The AI Index team has also studied activity on GitHub. The activity in AI software can be studied by the number of times the TensorFlow and Scikit-Learn software packages have been starred on GitHub. TensorFlow and Scikit-Learn are two of the most popular software packages for deep learning and machine learning.
The technical performance parameter measures improvement in various tasks.
The performance of AI systems on the object detection task in the Large Scale Visual Recognition Challenge (LSVRC) Competition. Error rates for image labelling have fallen 2.5% from 28.5% to below 2.5% since 2010.
Visual Question Answering
The performance of AI systems on a task to give open-ended answers to questions about images. As apparent from the graph, AI systems are still far behind human potential in visual question answering.
The AI Index studied the performance of AI systems on a task to translate news between English and German.
The performance of AI systems on a task to recognise speech from phone call audio.

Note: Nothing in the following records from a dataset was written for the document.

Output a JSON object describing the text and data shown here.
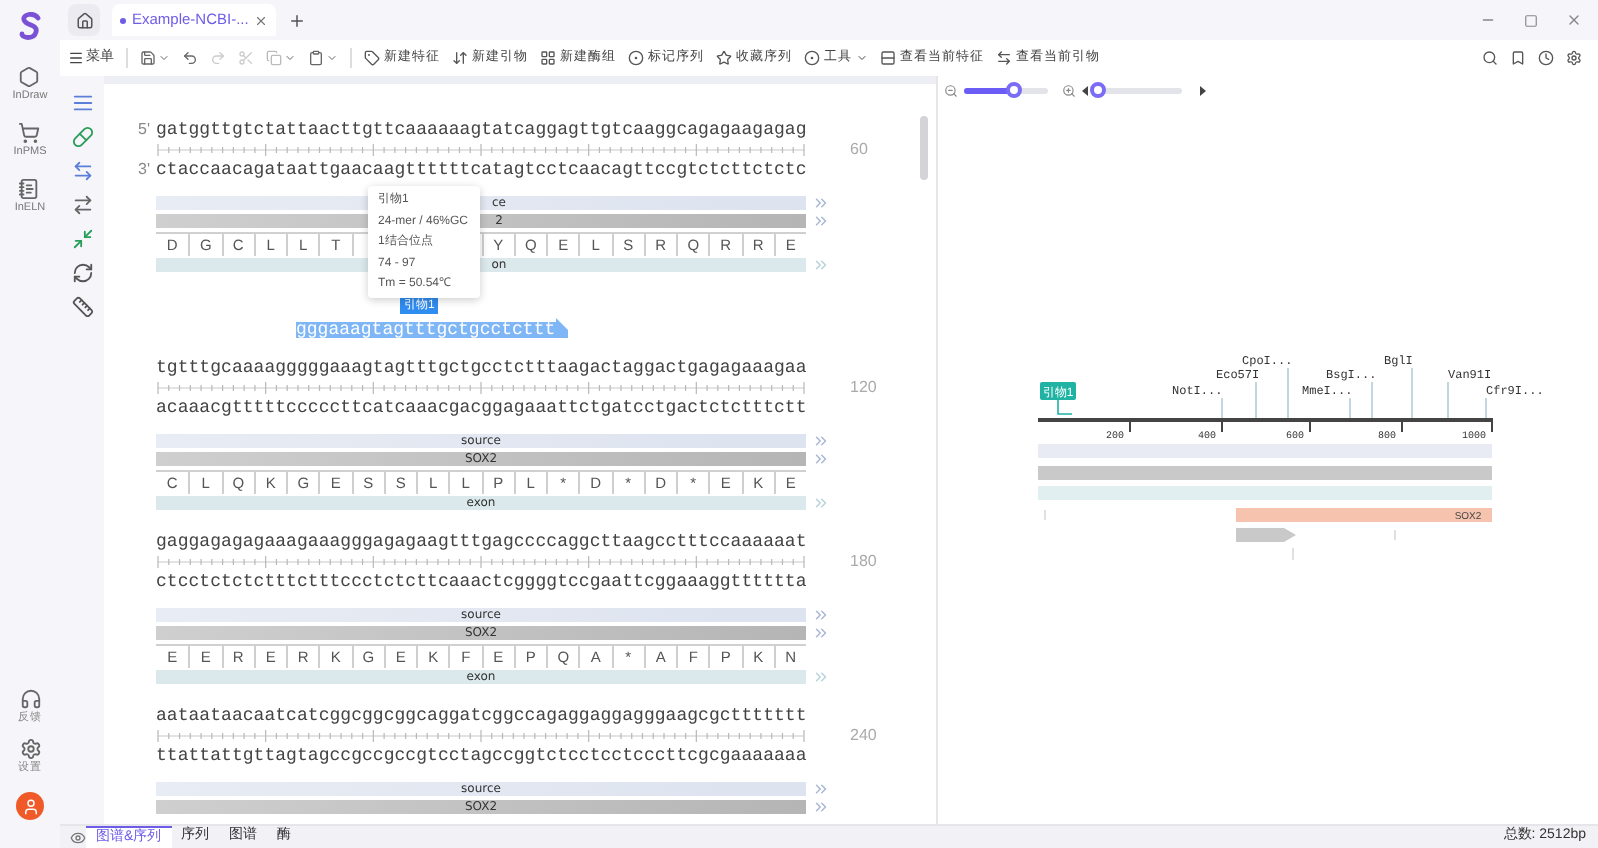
{
  "nav": {
    "items": [
      {
        "label": "InDraw"
      },
      {
        "label": "InPMS"
      },
      {
        "label": "InELN"
      }
    ],
    "bottom": [
      {
        "label": "反馈"
      },
      {
        "label": "设置"
      }
    ]
  },
  "tabs": [
    {
      "label": "Example-NCBI-...",
      "modified": true,
      "selected": true
    }
  ],
  "toolbar": {
    "menu": "菜单",
    "actions": [
      {
        "label": "新建特征",
        "dropdown": false
      },
      {
        "label": "新建引物",
        "dropdown": false
      },
      {
        "label": "新建酶组",
        "dropdown": false
      },
      {
        "label": "标记序列",
        "dropdown": false
      },
      {
        "label": "收藏序列",
        "dropdown": false
      },
      {
        "label": "工具",
        "dropdown": true
      },
      {
        "label": "查看当前特征",
        "dropdown": false
      },
      {
        "label": "查看当前引物",
        "dropdown": false
      }
    ]
  },
  "zoom": {
    "level": 0.6
  },
  "position": {
    "level": 0.05
  },
  "sequence": {
    "blocks": [
      {
        "forward": "gatggttgtctattaacttgttcaaaaaagtatcaggagttgtcaaggcagagaagagag",
        "reverse": "ctaccaacagataattgaacaagttttttcatagtcctcaacagttccgtctcttctctc",
        "strand_marks": [
          "5'",
          "3'"
        ],
        "number": "60",
        "features": [
          {
            "kind": "source",
            "label": "ce"
          },
          {
            "kind": "gene",
            "label": "2"
          }
        ],
        "translation": [
          [
            "D",
            "G",
            "C",
            "L",
            "L",
            "T"
          ],
          [
            "Y",
            "Q",
            "E",
            "L",
            "S",
            "R",
            "Q",
            "R",
            "R",
            "E"
          ]
        ],
        "exon": {
          "label": "on"
        }
      },
      {
        "forward": "tgtttgcaaaagggggaaagtagtttgctgcctctttaagactaggactgagagaaagaa",
        "reverse": "acaaacgtttttcccccttcatcaaacgacggagaaattctgatcctgactctctttctt",
        "number": "120",
        "features": [
          {
            "kind": "source",
            "label": "source"
          },
          {
            "kind": "gene",
            "label": "SOX2"
          }
        ],
        "translation": [
          [
            "C",
            "L",
            "Q",
            "K",
            "G",
            "E",
            "S",
            "S",
            "L",
            "L",
            "P",
            "L",
            "*",
            "D",
            "*",
            "D",
            "*",
            "E",
            "K",
            "E"
          ]
        ],
        "exon": {
          "label": "exon"
        }
      },
      {
        "forward": "gaggagagagaaagaaagggagagaagtttgagccccaggcttaagcctttccaaaaaat",
        "reverse": "ctcctctctctttctttccctctcttcaaactcggggtccgaattcggaaaggtttttta",
        "number": "180",
        "features": [
          {
            "kind": "source",
            "label": "source"
          },
          {
            "kind": "gene",
            "label": "SOX2"
          }
        ],
        "translation": [
          [
            "E",
            "E",
            "R",
            "E",
            "R",
            "K",
            "G",
            "E",
            "K",
            "F",
            "E",
            "P",
            "Q",
            "A",
            "*",
            "A",
            "F",
            "P",
            "K",
            "N"
          ]
        ],
        "exon": {
          "label": "exon"
        }
      },
      {
        "forward": "aataataacaatcatcggcggcggcaggatcggccagaggaggagggaagcgcttttttt",
        "reverse": "ttattattgttagtagccgccgccgtcctagccggtctcctcctcccttcgcgaaaaaaa",
        "number": "240",
        "features": [
          {
            "kind": "source",
            "label": "source"
          },
          {
            "kind": "gene",
            "label": "SOX2"
          }
        ]
      }
    ]
  },
  "primer": {
    "label": "引物1",
    "sequence": "gggaaagtagtttgctgcctcttt"
  },
  "tooltip": {
    "lines": [
      "引物1",
      "24-mer / 46%GC",
      "1结合位点",
      "74 - 97",
      "Tm = 50.54℃"
    ]
  },
  "map": {
    "primer_label": "引物1",
    "enzymes": [
      {
        "name": "NotI..."
      },
      {
        "name": "Eco57I"
      },
      {
        "name": "CpoI..."
      },
      {
        "name": "MmeI..."
      },
      {
        "name": "BsgI..."
      },
      {
        "name": "BglI"
      },
      {
        "name": "Van91I"
      },
      {
        "name": "Cfr9I..."
      }
    ],
    "ticks": [
      "200",
      "400",
      "600",
      "800",
      "1000"
    ],
    "features": [
      {
        "kind": "source"
      },
      {
        "kind": "gene"
      },
      {
        "kind": "exon"
      },
      {
        "kind": "cds",
        "label": "SOX2"
      },
      {
        "kind": "primer"
      }
    ]
  },
  "bottom_tabs": [
    {
      "label": "图谱&序列",
      "selected": true
    },
    {
      "label": "序列",
      "selected": false
    },
    {
      "label": "图谱",
      "selected": false
    },
    {
      "label": "酶",
      "selected": false
    }
  ],
  "status": "总数: 2512bp"
}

Given the above data points, we can extract additional insights. The team at AI Index used above data points to spur the development of refined and wholly original metrics.
Academic Industry Dynamics
The AI Index looked at AI paper publishing, combined enrollment in introductory AI and ML courses at Stanford, investments made into the sector and other AI related activities. They looked at how these quantities grew together after normalising. The data shows that, initially, academic activity (publishing and enrollment) drove steady progress. Around 2010 investors started to take note and by 2013 became the drivers of the steep increase in total activity. Since then, academia has caught up with the exuberance of industry.
The AI Vibrancy Index
The AI Vibrancy Index aggregates the measurements from academia and industry (publishing, enrollment and VC investment). These measurements are then used to check the liveliness of the field of AI. To compute the AI Vibrancy Index, we average normalised publishing, enrollment and investment metrics over time.

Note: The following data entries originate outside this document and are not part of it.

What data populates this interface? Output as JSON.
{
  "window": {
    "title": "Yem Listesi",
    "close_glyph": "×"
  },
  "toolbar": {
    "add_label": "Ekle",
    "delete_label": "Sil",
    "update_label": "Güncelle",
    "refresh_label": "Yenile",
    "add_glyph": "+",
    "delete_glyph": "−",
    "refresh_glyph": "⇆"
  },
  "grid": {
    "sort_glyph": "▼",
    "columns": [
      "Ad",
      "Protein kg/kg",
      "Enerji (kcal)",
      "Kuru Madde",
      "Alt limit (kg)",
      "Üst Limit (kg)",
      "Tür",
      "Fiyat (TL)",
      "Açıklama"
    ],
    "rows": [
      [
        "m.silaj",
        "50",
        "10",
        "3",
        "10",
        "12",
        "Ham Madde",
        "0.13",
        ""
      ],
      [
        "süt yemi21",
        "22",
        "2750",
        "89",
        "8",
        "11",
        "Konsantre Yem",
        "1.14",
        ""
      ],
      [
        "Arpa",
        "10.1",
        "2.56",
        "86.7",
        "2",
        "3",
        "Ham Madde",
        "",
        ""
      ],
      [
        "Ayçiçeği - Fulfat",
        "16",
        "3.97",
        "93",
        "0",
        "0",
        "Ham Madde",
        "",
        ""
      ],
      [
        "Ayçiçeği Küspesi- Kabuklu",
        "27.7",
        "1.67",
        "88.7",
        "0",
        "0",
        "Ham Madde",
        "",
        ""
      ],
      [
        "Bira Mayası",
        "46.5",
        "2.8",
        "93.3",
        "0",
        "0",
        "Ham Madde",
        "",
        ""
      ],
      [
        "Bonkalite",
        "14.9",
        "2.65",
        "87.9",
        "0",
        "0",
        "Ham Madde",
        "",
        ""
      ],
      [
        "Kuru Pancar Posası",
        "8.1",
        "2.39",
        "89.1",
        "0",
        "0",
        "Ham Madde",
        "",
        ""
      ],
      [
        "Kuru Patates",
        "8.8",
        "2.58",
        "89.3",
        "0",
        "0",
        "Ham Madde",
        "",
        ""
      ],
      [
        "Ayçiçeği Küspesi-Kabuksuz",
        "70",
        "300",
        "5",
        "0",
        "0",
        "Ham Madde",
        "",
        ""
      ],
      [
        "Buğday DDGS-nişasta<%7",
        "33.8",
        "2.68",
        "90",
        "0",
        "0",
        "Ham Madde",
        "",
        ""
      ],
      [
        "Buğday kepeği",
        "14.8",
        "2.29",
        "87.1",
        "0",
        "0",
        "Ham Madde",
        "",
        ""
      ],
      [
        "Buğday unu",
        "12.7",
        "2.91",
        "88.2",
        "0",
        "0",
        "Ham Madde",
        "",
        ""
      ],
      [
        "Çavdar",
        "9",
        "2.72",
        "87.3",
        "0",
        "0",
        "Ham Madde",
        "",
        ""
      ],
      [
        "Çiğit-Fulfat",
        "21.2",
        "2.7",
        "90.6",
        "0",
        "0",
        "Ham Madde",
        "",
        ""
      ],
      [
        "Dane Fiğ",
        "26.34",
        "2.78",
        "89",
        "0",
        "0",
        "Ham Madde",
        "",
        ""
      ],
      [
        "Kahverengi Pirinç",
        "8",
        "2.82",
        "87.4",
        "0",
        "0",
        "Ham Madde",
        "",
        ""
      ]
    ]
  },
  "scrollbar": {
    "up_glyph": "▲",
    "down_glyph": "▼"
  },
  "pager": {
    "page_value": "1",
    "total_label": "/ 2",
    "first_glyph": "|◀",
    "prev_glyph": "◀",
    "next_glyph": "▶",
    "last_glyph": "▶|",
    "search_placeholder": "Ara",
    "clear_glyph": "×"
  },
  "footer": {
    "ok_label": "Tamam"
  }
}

AI Index hopes that the brief research sparks interest in how quantitative measures such as publishing records and others further analysed and creates discussion about what derived measures may be useful to track over time.
Towards Human Level Performance
The field of Artificial Intelligence was dreamt up by the pioneers to build machines that will be equally intelligent as humans. Hence it is natural to compare the capabilities of AI systems with that of humans. Both computers and humans are good at certain tasks. But the competence of AI systems becomes more difficult to assess when dealing with more general tasks like answering questions, playing games, and making medical diagnoses. It is very difficult for intelligent system to reach human levels of performances. This is because machine performance may degrade dramatically if the original task is modified even slightly.